Como por arte de magia, el ama de llaves apareció en la puerta, que habíamos dejado solo entornada, y la golpeó con suavidad para hacer notar su presencia. Nadie iba a convencerme de lo contrario, aquella mujer era una reencarnación de la señora Danvers. La puerta se abrió y entró con un refrigerio. Llevábamos un rato en la sala y supuso que estaríamos hambrientos. Sin embargo, comer no era una prioridad en aquel momento y, para ser sincera, a mí se me había cerrado el estómago.
—Elena, acompaña a doña Blanca al vestidor. Yo iré en un momento —ordenó Constanza.
No tenía escapatoria, así que la seguí hasta el piso superior. En cuanto se quedaron solos se sentó junto a Bernal. Él miraba el fuego pensativo.
—¿Crees que es prudente que vaya? —le preguntó.
—¿Qué quieres decir?
—Podríamos dar una disculpa, que está indispuesta… no sé. —Se levantó para acercarse a la ventana—. Bernal, no la conocemos bien y la situación es delicada.
—Demasiado tarde, la condesa no va a aceptar una disculpa.
—¡Pero habrá castellanos y otras gentes de las que cuidarse! ¿Quién es Blanca? ¿Por qué ha aparecido de la nada? ¿Tiene algún papel en esta historia?

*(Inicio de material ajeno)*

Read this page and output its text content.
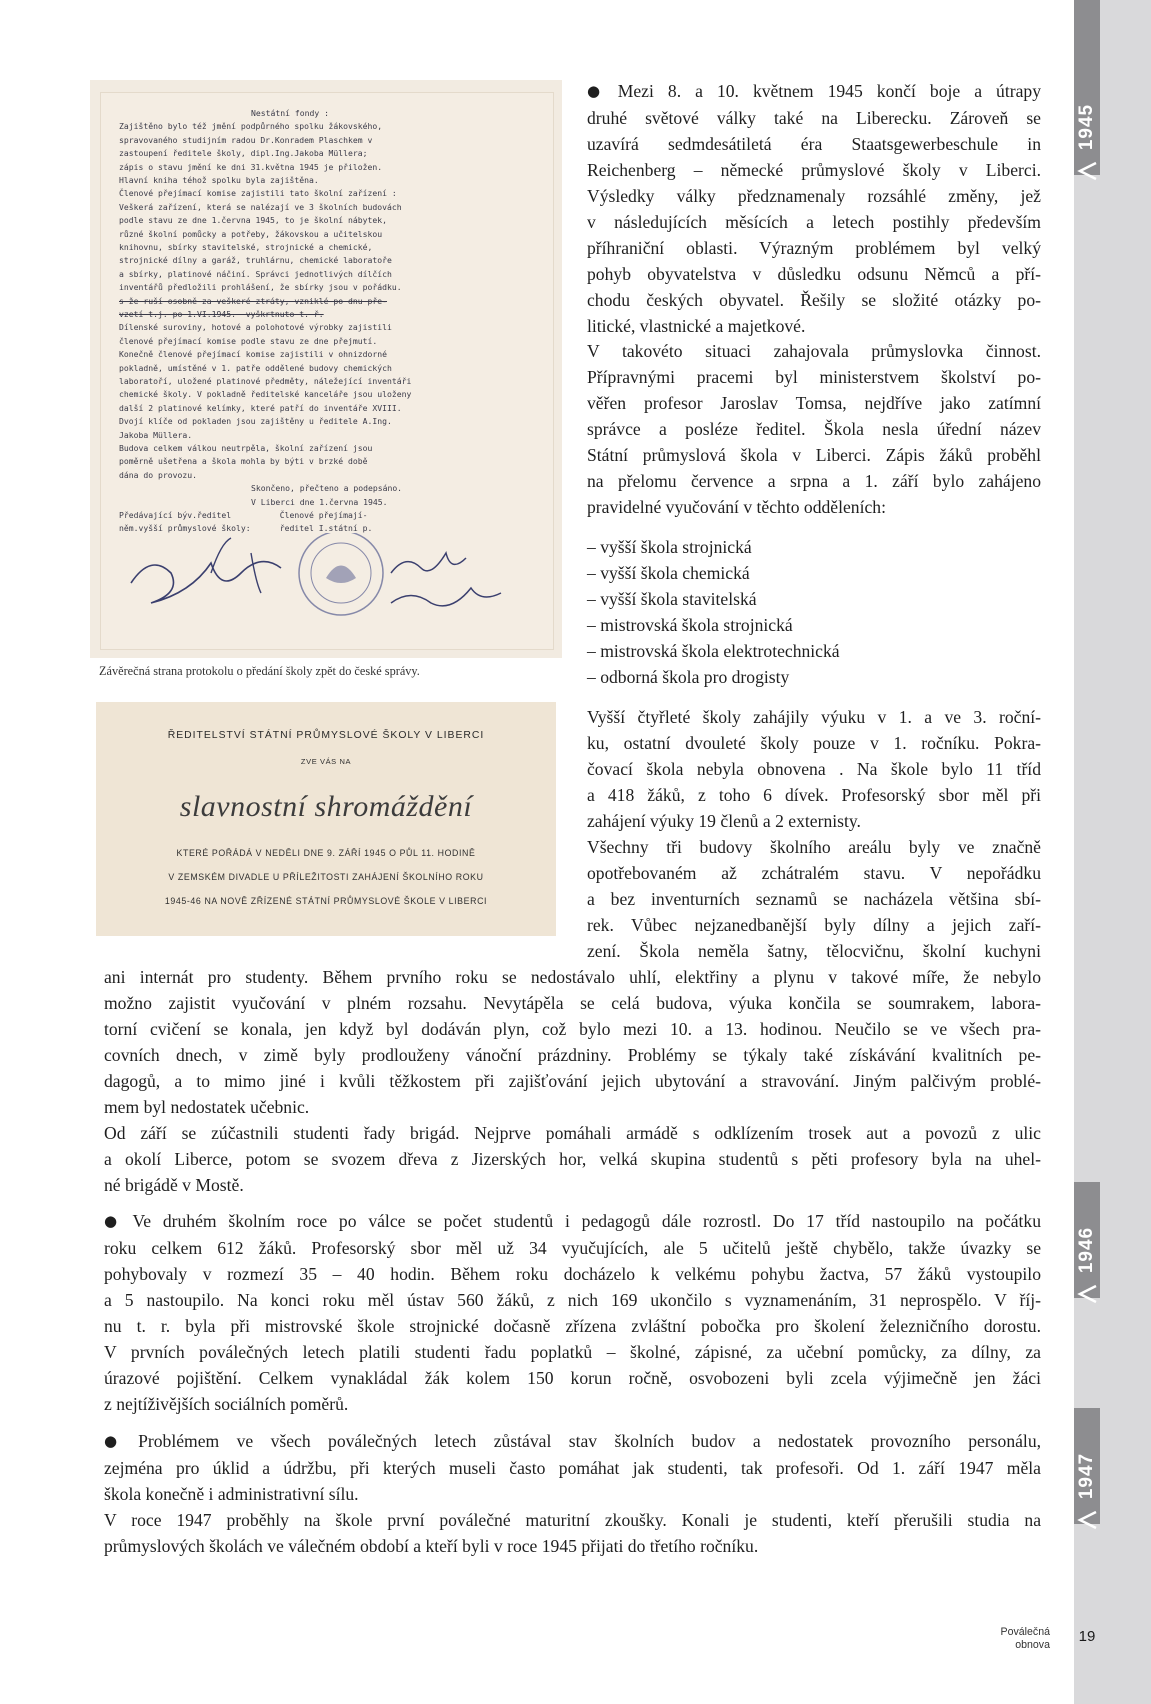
1945
1946
1947
Nestátní fondy :
Zajištěno bylo též jmění podpůrného spolku žákovského,
spravovaného studijním radou Dr.Konradem Plaschkem v
zastoupení ředitele školy, dipl.Ing.Jakoba Müllera;
zápis o stavu jmění ke dni 31.května 1945 je přiložen.
Hlavní kniha téhož spolku byla zajištěna.
Členové přejímací komise zajistili tato školní zařízení :
Veškerá zařízení, která se nalézají ve 3 školních budovách
podle stavu ze dne 1.června 1945, to je školní nábytek,
různé školní pomůcky a potřeby, žákovskou a učitelskou
knihovnu, sbírky stavitelské, strojnické a chemické,
strojnické dílny a garáž, truhlárnu, chemické laboratoře
a sbírky, platinové náčiní. Správci jednotlivých dílčích
inventářů předložili prohlášení, že sbírky jsou v pořádku.
s že ruší osobně za veškeré ztráty, vzniklé po dnu pře-
vzetí t.j. po 1.VI.1945.  vyškrtnuto t. ř.
Dílenské suroviny, hotové a polohotové výrobky zajistili
členové přejímací komise podle stavu ze dne přejmutí.
Konečně členové přejímací komise zajistili v ohnizdorné
pokladně, umístěné v 1. patře oddělené budovy chemických
laboratoří, uložené platinové předměty, náležející inventáři
chemické školy. V pokladně ředitelské kanceláře jsou uloženy
další 2 platinové kelímky, které patří do inventáře XVIII.
Dvojí klíče od pokladen jsou zajištěny u ředitele A.Ing.
Jakoba Müllera.
Budova celkem válkou neutrpěla, školní zařízení jsou
poměrně ušetřena a škola mohla by býti v brzké době
dána do provozu.
Skončeno, přečteno a podepsáno.
V Liberci dne 1.června 1945.
Předávající býv.ředitel          Členové přejímají-
něm.vyšší průmyslové školy:      ředitel I.státní p.
Závěrečná strana protokolu o předání školy zpět do české správy.
ŘEDITELSTVÍ STÁTNÍ PRŮMYSLOVÉ ŠKOLY V LIBERCI
ZVE VÁS NA
slavnostní shromáždění
KTERÉ POŘÁDÁ V NEDĚLI DNE 9. ZÁŘÍ 1945 O PŮL 11. HODINĚ
V ZEMSKÉM DIVADLE U PŘÍLEŽITOSTI ZAHÁJENÍ ŠKOLNÍHO ROKU
1945-46 NA NOVĚ ZŘÍZENÉ STÁTNÍ PRŮMYSLOVÉ ŠKOLE V LIBERCI
● Mezi 8. a 10. květnem 1945 končí boje a útrapy
druhé světové války také na Liberecku. Zároveň se
uzavírá sedmdesátiletá éra Staatsgewerbeschule in
Reichenberg – německé průmyslové školy v Liberci.
Výsledky války předznamenaly rozsáhlé změny, jež
v následujících měsících a letech postihly především
příhraniční oblasti. Výrazným problémem byl velký
pohyb obyvatelstva v důsledku odsunu Němců a pří-
chodu českých obyvatel. Řešily se složité otázky po-
litické, vlastnické a majetkové.
V takovéto situaci zahajovala průmyslovka činnost.
Přípravnými pracemi byl ministerstvem školství po-
věřen profesor Jaroslav Tomsa, nejdříve jako zatímní
správce a posléze ředitel. Škola nesla úřední název
Státní průmyslová škola v Liberci. Zápis žáků proběhl
na přelomu července a srpna a 1. září bylo zahájeno
pravidelné vyučování v těchto odděleních:
– vyšší škola strojnická
– vyšší škola chemická
– vyšší škola stavitelská
– mistrovská škola strojnická
– mistrovská škola elektrotechnická
– odborná škola pro drogisty
Vyšší čtyřleté školy zahájily výuku v 1. a ve 3. roční-
ku, ostatní dvouleté školy pouze v 1. ročníku. Pokra-
čovací škola nebyla obnovena . Na škole bylo 11 tříd
a 418 žáků, z toho 6 dívek. Profesorský sbor měl při
zahájení výuky 19 členů a 2 externisty.
Všechny tři budovy školního areálu byly ve značně
opotřebovaném až zchátralém stavu. V nepořádku
a bez inventurních seznamů se nacházela většina sbí-
rek. Vůbec nejzanedbanější byly dílny a jejich zaří-
zení. Škola neměla šatny, tělocvičnu, školní kuchyni
ani internát pro studenty. Během prvního roku se nedostávalo uhlí, elektřiny a plynu v takové míře, že nebylo
možno zajistit vyučování v plném rozsahu. Nevytápěla se celá budova, výuka končila se soumrakem, labora-
torní cvičení se konala, jen když byl dodáván plyn, což bylo mezi 10. a 13. hodinou. Neučilo se ve všech pra-
covních dnech, v zimě byly prodlouženy vánoční prázdniny. Problémy se týkaly také získávání kvalitních pe-
dagogů, a to mimo jiné i kvůli těžkostem při zajišťování jejich ubytování a stravování. Jiným palčivým problé-
mem byl nedostatek učebnic.
Od září se zúčastnili studenti řady brigád. Nejprve pomáhali armádě s odklízením trosek aut a povozů z ulic
a okolí Liberce, potom se svozem dřeva z Jizerských hor, velká skupina studentů s pěti profesory byla na uhel-
né brigádě v Mostě.
● Ve druhém školním roce po válce se počet studentů i pedagogů dále rozrostl. Do 17 tříd nastoupilo na počátku
roku celkem 612 žáků. Profesorský sbor měl už 34 vyučujících, ale 5 učitelů ještě chybělo, takže úvazky se
pohybovaly v rozmezí 35 – 40 hodin. Během roku docházelo k velkému pohybu žactva, 57 žáků vystoupilo
a 5 nastoupilo. Na konci roku měl ústav 560 žáků, z nich 169 ukončilo s vyznamenáním, 31 neprospělo. V říj-
nu t. r. byla při mistrovské škole strojnické dočasně zřízena zvláštní pobočka pro školení železničního dorostu.
V prvních poválečných letech platili studenti řadu poplatků – školné, zápisné, za učební pomůcky, za dílny, za
úrazové pojištění. Celkem vynakládal žák kolem 150 korun ročně, osvobozeni byli zcela výjimečně jen žáci
z nejtíživějších sociálních poměrů.
● Problémem ve všech poválečných letech zůstával stav školních budov a nedostatek provozního personálu,
zejména pro úklid a údržbu, při kterých museli často pomáhat jak studenti, tak profesoři. Od 1. září 1947 měla
škola konečně i administrativní sílu.
V roce 1947 proběhly na škole první poválečné maturitní zkoušky. Konali je studenti, kteří přerušili studia na
průmyslových školách ve válečném období a kteří byli v roce 1945 přijati do třetího ročníku.
Poválečná
obnova	19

—Constanza. —Él cogió sus manos envolviéndolas por completo—. Me fio de ella. No me preguntes la razón, ni yo mismo la conozco, pero lo siento aquí dentro. —Se tocó el corazón.
La italiana bajó la mirada.
—Te recuerda a ella…
—Ella está muerta —respondió el capitán en tono sombrío— y enterrada.
—Está bien, iré a prepararla entonces.
Y sin mediar una palabra más se dirigió a la puerta.